Die neue Dienststelle der Malteser.
Die neue Dienststelle der Malteser.

Es ist wieder Leben im alten Gemäuer: Am 31. Mai haben die Malteser die Einweihung der Dienststelle im Schwesternhaus Hatzenbühl gefeiert.

Das Gebäude hat eine wechselvolle Geschichte: Über 20 Jahren wurden dort Senioren im Zuge einer Tagespflege betreut. Erst von den Maltesern, dann von der Firma Hartenstein, in den vergangenen Jahren von der Dignicare Pflege Gmbh. Doch nach Kritik am Geschäftsgebaren des Betreibers von Seiten der Gemeinde und der Verbandsgemeinde – es ging vor allem um ausstehende Zahlungen – wurde die Tagespflege Ende April 2024 geschlossen. Zuvor hatte es Proteste der Mitarbeiter und der Besucher der Tagespflege gegeben.

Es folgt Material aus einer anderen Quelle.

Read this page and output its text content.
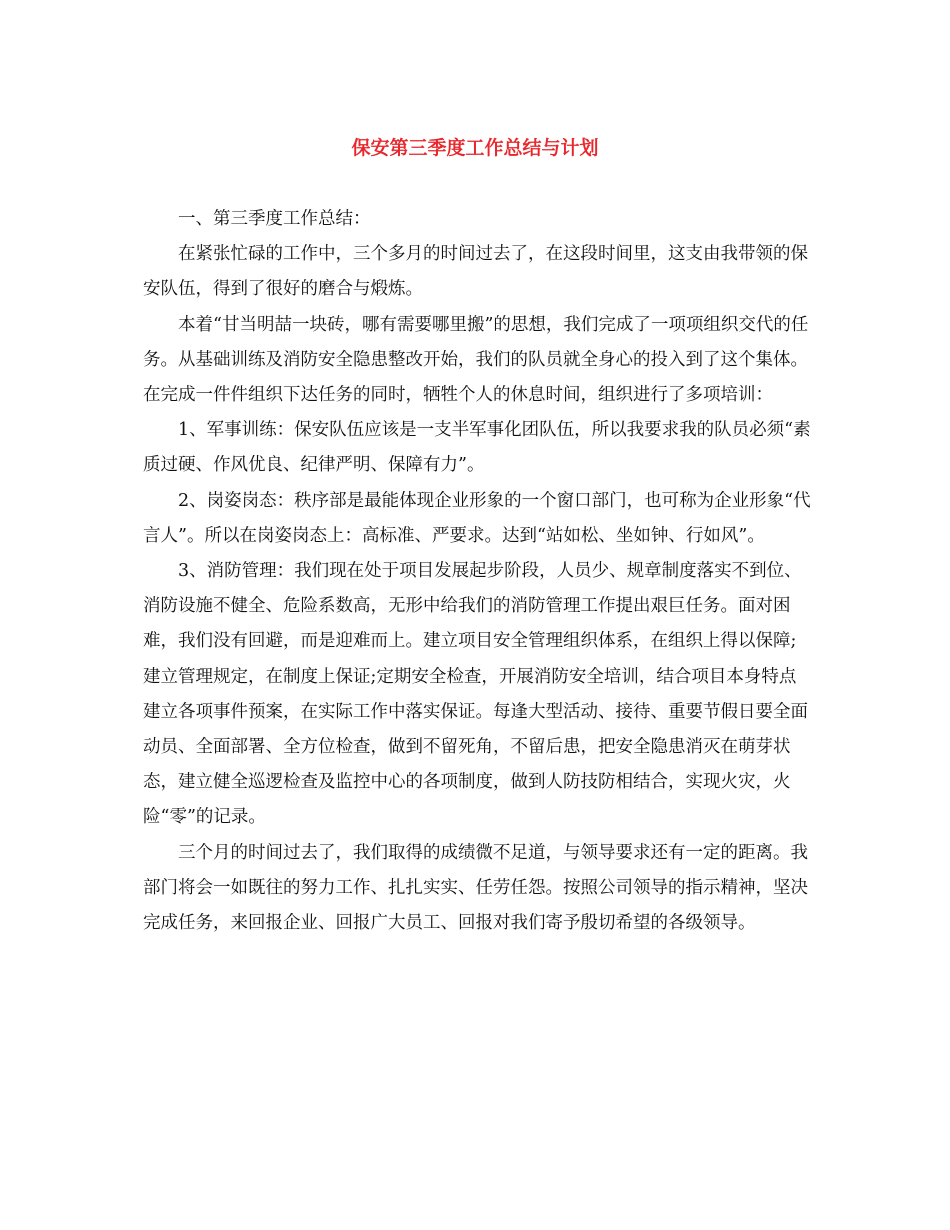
保安第三季度工作总结与计划

一、第三季度工作总结：

在紧张忙碌的工作中，三个多月的时间过去了，在这段时间里，这支由我带领的保安队伍，得到了很好的磨合与煅炼。

本着“甘当明喆一块砖，哪有需要哪里搬”的思想，我们完成了一项项组织交代的任务。从基础训练及消防安全隐患整改开始，我们的队员就全身心的投入到了这个集体。在完成一件件组织下达任务的同时，牺牲个人的休息时间，组织进行了多项培训：

1、军事训练：保安队伍应该是一支半军事化团队伍，所以我要求我的队员必须“素质过硬、作风优良、纪律严明、保障有力”。

2、岗姿岗态：秩序部是最能体现企业形象的一个窗口部门，也可称为企业形象“代言人”。所以在岗姿岗态上：高标准、严要求。达到“站如松、坐如钟、行如风”。

3、消防管理：我们现在处于项目发展起步阶段，人员少、规章制度落实不到位、消防设施不健全、危险系数高，无形中给我们的消防管理工作提出艰巨任务。面对困难，我们没有回避，而是迎难而上。建立项目安全管理组织体系，在组织上得以保障;建立管理规定，在制度上保证;定期安全检查，开展消防安全培训，结合项目本身特点建立各项事件预案，在实际工作中落实保证。每逢大型活动、接待、重要节假日要全面动员、全面部署、全方位检查，做到不留死角，不留后患，把安全隐患消灭在萌芽状态，建立健全巡逻检查及监控中心的各项制度，做到人防技防相结合，实现火灾，火险“零”的记录。

三个月的时间过去了，我们取得的成绩微不足道，与领导要求还有一定的距离。我部门将会一如既往的努力工作、扎扎实实、任劳任怨。按照公司领导的指示精神，坚决完成任务，来回报企业、回报广大员工、回报对我们寄予殷切希望的各级领导。
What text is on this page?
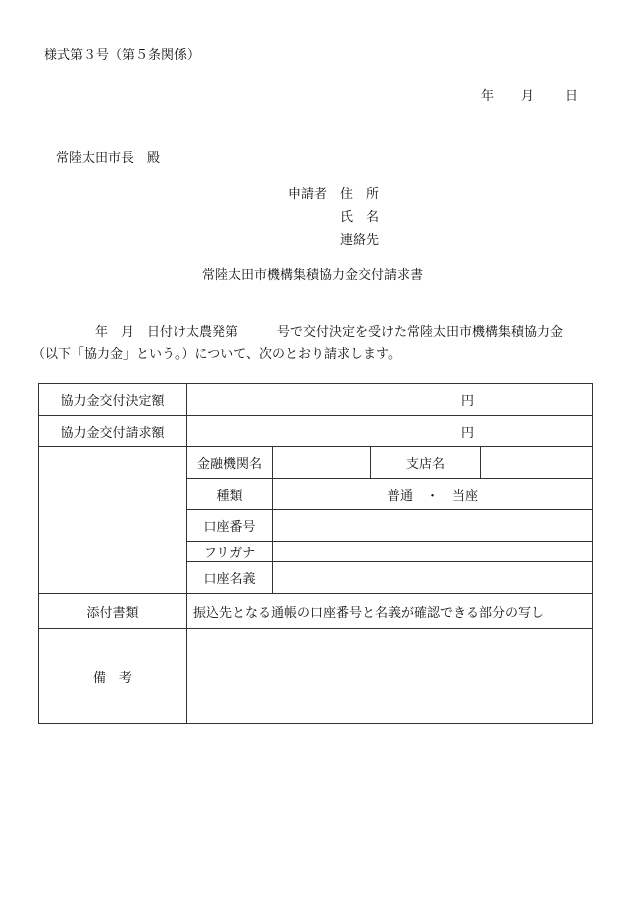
様式第３号（第５条関係）
年 月 日
常陸太田市長　殿
申請者 住　所
氏　名
連絡先
常陸太田市機構集積協力金交付請求書
年　月　日付け太農発第　　　号で交付決定を受けた常陸太田市機構集積協力金
（以下「協力金」という。）について、次のとおり請求します。
協力金交付決定額	円			
協力金交付請求額	円			
	金融機関名		支店名	
	種類	普通　・　当座		
	口座番号			
	フリガナ			
	口座名義			
添付書類	振込先となる通帳の口座番号と名義が確認できる部分の写し			
備　考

Danach wurden verschiedene Ideen für eine künftige Nutzung des Gebäudes diskutiert. Nun sind also die Malteser wieder eingezogen. „Hier finden wir nicht nur funktionale Räumlichkeiten für die vielfältigen Dienste, sondern auch eine zentrale Anlaufstelle für alle Bürgerinnen und Bürger, die Hilfe brauchen oder sich ehrenamtlich engagieren möchten“, sagte der Jockgrimer Verbandsbürgermeister Karl Dieter Wünstel, zugleich Kreisbeauftragter der Malteser im Landkreis. Wünstel ermunterte alle, die die Malteser unterstützen wollen, dem neugegründeten Förderverein beizutreten. Die Mitgliedsbeiträge und Spenden finanzieren unter anderem ehrenamtliche Projekte, die durch reguläre Zuschüsse nicht vollständig gedeckt sind.

In ihren Grußworten hoben Bundestagsabgeordneter Thomas Gebhart (CDU), Matthias Geist (stellvertretender Diözesanleiter) und Christian Betzel (Brand- und Katastrophenschutzinspekteur) die Bedeutung des ehrenamtlichen Engagements hervor. Gemeinsamer Tenor war, dass dieses freiwillige Engagement das Rückgrat unserer Gesellschaft bildet.